Mattis’ office got back to her, letting her know her son’s case had been referred to the Marine Corps inspector general and she could expect a response in August.
“But when the date came, I got another letter saying, ‘Well, we conducted an investigation, and it was thorough,’” she said. ” ‘It was a good investigation, but because of [federal law], you’re not allowed to know anything about it.’ ”
The law, section 1102 of U.S. Title 10, makes medical quality assurance records confidential.
The letter, signed by Maj. Gen. David Ottignon, described Becket’s death as “heart wrenching for me personally” and the investigation into his medical care “extensive,” including undisclosed improvements that the Bureau of Navy Medicine could make in its wake.
A similar situation resulted in the partial leg amputation of a Fort Benning, Georgia, Army trainee earlier this year. As a strep throat outbreak plagued his unit, Pfc. Dez Del Barba’s excruciating leg pain went undiagnosed for weeks.
After he collapsed in the barracks, doctors finally diagnosed a flesh-eating bacterial infection and he was flown to Joint Base San Antonio, Texas, for extensive skin grafting to save his lower body.
An investigation at Fort Benning denied the accusation that drill sergeants had discouraged trainees from going to sick call, but did find that the protocols for treating trainees complaining of illness needed to be improved.
After Becket’s story appeared in Newsweek, Kiernan got in touch with Khawam.
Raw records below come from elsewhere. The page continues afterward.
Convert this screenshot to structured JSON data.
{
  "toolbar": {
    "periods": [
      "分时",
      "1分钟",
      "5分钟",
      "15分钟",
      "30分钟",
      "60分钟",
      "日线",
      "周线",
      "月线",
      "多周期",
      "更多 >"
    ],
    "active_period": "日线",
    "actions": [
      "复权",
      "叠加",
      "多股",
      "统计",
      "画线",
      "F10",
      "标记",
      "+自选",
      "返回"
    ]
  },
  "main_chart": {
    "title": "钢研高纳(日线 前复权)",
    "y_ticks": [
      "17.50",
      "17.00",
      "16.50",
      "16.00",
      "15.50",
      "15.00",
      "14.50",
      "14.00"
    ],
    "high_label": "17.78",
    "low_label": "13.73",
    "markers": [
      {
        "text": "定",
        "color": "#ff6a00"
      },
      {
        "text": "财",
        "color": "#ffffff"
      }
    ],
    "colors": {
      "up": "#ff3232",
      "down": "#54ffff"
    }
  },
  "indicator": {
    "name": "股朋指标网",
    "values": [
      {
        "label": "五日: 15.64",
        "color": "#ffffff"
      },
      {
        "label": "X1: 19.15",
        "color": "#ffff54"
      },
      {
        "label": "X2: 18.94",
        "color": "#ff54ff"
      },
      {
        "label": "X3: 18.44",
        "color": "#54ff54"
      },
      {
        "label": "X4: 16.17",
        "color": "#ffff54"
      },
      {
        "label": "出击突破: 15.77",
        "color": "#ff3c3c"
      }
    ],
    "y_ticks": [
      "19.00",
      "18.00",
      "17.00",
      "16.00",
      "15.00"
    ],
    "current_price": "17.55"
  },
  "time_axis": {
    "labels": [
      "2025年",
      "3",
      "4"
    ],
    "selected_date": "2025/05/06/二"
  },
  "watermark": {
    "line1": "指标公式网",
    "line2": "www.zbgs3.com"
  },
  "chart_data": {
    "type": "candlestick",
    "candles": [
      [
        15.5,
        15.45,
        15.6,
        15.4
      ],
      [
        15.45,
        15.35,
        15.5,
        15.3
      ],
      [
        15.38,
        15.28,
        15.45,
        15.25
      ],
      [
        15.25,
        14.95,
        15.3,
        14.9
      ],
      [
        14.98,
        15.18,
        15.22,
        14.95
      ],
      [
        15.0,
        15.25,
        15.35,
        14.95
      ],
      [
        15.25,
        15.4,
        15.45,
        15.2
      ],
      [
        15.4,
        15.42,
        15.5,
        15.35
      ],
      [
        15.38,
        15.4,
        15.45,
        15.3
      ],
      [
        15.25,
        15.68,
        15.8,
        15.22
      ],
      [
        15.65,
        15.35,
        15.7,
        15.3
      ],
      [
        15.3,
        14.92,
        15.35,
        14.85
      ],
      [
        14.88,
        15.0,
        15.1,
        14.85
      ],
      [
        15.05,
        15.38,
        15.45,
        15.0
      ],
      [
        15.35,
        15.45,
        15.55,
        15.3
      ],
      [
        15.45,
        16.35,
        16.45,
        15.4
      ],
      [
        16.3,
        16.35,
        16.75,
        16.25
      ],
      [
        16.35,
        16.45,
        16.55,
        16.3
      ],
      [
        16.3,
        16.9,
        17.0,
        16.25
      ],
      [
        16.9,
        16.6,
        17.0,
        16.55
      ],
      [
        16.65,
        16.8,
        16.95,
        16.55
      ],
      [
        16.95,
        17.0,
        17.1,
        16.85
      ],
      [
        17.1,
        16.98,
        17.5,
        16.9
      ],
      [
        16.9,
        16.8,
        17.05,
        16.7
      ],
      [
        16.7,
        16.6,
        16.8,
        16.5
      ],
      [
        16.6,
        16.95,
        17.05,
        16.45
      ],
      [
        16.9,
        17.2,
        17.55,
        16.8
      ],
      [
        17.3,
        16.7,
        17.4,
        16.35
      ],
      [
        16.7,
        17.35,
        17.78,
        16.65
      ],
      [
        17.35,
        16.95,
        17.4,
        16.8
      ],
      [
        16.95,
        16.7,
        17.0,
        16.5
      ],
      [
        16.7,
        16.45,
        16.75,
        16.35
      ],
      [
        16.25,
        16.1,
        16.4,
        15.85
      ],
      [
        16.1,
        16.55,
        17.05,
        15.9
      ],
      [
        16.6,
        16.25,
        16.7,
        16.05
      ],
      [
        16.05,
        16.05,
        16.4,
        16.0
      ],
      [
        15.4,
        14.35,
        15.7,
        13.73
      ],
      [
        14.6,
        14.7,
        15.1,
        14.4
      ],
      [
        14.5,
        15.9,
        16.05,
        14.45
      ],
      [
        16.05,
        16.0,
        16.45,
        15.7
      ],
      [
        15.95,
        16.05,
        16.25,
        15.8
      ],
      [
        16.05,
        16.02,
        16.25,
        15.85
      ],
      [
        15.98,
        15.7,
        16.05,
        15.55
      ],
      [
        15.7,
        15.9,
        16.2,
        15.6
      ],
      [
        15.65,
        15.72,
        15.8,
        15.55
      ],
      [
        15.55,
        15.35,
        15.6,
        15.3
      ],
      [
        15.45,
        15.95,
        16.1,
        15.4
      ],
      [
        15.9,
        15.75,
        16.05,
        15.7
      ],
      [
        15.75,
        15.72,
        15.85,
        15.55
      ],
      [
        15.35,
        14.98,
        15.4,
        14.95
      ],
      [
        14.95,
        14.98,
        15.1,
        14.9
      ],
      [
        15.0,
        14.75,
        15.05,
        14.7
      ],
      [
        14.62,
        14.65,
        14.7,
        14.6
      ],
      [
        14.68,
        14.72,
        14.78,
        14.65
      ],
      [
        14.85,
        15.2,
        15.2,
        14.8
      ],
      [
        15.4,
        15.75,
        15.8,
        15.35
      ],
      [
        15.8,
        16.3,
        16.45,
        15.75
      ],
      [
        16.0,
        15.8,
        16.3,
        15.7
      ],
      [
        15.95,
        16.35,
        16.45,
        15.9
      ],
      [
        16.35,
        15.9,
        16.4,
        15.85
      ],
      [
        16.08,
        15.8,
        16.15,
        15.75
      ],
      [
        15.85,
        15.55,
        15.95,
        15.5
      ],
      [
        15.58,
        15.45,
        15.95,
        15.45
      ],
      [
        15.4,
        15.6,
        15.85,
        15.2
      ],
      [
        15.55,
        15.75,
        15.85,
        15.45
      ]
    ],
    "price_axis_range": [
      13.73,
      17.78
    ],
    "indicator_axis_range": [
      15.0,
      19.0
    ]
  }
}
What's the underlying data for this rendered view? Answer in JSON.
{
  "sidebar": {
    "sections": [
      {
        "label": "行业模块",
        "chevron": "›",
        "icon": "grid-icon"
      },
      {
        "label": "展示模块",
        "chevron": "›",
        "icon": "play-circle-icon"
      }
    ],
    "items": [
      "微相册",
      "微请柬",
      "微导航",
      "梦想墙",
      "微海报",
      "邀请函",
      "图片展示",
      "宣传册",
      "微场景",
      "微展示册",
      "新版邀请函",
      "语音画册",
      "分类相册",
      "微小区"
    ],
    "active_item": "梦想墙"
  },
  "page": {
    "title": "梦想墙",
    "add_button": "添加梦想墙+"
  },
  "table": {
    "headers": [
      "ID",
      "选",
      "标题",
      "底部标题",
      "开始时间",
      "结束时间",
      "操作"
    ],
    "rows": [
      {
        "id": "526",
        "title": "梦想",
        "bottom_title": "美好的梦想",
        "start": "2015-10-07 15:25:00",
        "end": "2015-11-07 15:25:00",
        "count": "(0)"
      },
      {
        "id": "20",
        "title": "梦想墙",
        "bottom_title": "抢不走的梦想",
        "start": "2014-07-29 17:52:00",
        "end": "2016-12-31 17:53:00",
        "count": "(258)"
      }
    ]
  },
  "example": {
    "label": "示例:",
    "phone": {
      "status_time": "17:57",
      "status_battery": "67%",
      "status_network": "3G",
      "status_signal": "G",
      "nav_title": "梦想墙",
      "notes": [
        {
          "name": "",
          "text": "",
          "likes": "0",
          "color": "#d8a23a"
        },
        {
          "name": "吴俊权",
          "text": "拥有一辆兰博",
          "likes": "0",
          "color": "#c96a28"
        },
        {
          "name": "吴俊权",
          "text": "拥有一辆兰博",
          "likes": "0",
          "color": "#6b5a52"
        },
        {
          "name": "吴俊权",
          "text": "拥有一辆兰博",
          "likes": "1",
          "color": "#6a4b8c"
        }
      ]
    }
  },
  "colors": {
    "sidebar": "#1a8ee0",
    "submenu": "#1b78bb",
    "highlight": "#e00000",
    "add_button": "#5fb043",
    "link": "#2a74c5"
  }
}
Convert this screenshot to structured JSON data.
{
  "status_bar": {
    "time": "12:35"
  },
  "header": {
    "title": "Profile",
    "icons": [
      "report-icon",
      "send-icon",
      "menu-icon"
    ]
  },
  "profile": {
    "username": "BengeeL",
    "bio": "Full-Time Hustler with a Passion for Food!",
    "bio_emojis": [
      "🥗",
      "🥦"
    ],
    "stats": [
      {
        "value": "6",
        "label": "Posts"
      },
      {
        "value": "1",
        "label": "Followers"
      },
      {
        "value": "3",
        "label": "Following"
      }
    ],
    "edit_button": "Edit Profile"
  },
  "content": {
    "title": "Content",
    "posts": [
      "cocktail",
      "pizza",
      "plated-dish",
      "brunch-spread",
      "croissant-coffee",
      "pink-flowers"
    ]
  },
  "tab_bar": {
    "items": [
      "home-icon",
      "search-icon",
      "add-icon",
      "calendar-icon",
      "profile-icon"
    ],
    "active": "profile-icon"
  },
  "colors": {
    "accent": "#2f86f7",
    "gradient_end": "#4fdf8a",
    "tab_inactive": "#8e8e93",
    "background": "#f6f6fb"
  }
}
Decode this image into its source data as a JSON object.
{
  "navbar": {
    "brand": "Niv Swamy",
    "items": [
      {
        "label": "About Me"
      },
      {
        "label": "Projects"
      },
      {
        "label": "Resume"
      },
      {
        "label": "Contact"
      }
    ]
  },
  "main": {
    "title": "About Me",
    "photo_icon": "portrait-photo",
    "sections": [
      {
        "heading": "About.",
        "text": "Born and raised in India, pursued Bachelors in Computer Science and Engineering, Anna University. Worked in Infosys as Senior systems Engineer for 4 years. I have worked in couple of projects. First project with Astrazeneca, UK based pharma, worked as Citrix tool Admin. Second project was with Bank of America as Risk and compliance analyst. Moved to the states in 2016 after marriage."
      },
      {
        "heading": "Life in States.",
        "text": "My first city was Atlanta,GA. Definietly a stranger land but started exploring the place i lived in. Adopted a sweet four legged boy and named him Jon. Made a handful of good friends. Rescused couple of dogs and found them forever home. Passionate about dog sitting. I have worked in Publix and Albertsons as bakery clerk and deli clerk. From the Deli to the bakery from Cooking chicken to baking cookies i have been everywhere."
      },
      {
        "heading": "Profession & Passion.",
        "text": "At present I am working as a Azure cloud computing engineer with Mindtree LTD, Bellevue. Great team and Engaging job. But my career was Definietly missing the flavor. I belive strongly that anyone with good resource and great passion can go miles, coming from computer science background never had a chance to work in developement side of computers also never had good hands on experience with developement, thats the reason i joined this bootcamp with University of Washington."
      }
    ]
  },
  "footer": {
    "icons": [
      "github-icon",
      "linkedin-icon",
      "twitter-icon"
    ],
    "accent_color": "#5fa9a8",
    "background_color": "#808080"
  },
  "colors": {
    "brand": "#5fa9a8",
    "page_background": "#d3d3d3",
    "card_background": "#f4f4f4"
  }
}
She filed a claim under the Federal Tort Claims Act, but it was blocked by Feres.
“This denial is another example of how unjust the Feres Doctrine is, and why we need to pass the SFC Richard Stayskal Military Medical Accountability Act,” she told Military Times.
Khawam also represents Stayskal, in addition to other service members and veterans seeking compensation from the Defense Department after alleged malpractice and other negligence.
“Our service members are out there fighting for our country, but dying from medical malpractice at DoD hospitals,” she said.
Though Feres prevents claims on behalf of service members in all scenarios, the bill would remove medical malpractice from that list.
The bill, introduced as part of the proposed 2020 National Defense Authorization Act, is held up in the Senate Armed Services Committee, as arguments over border wall funding continue to hamstring defense spending.
“What I care about is that the Navy hold its medical staff accountable the same way that their medical staff would be accountable if it was a military spouse or a child,” Kiernan said. “For some reason, they treat active military members as a different class of patient, a different class of people.”
Without any fear of malpractice lawsuits, she said, it will continue.
“The only reason is because they can, with impunity,” she said. “And that, to me, is sickening.”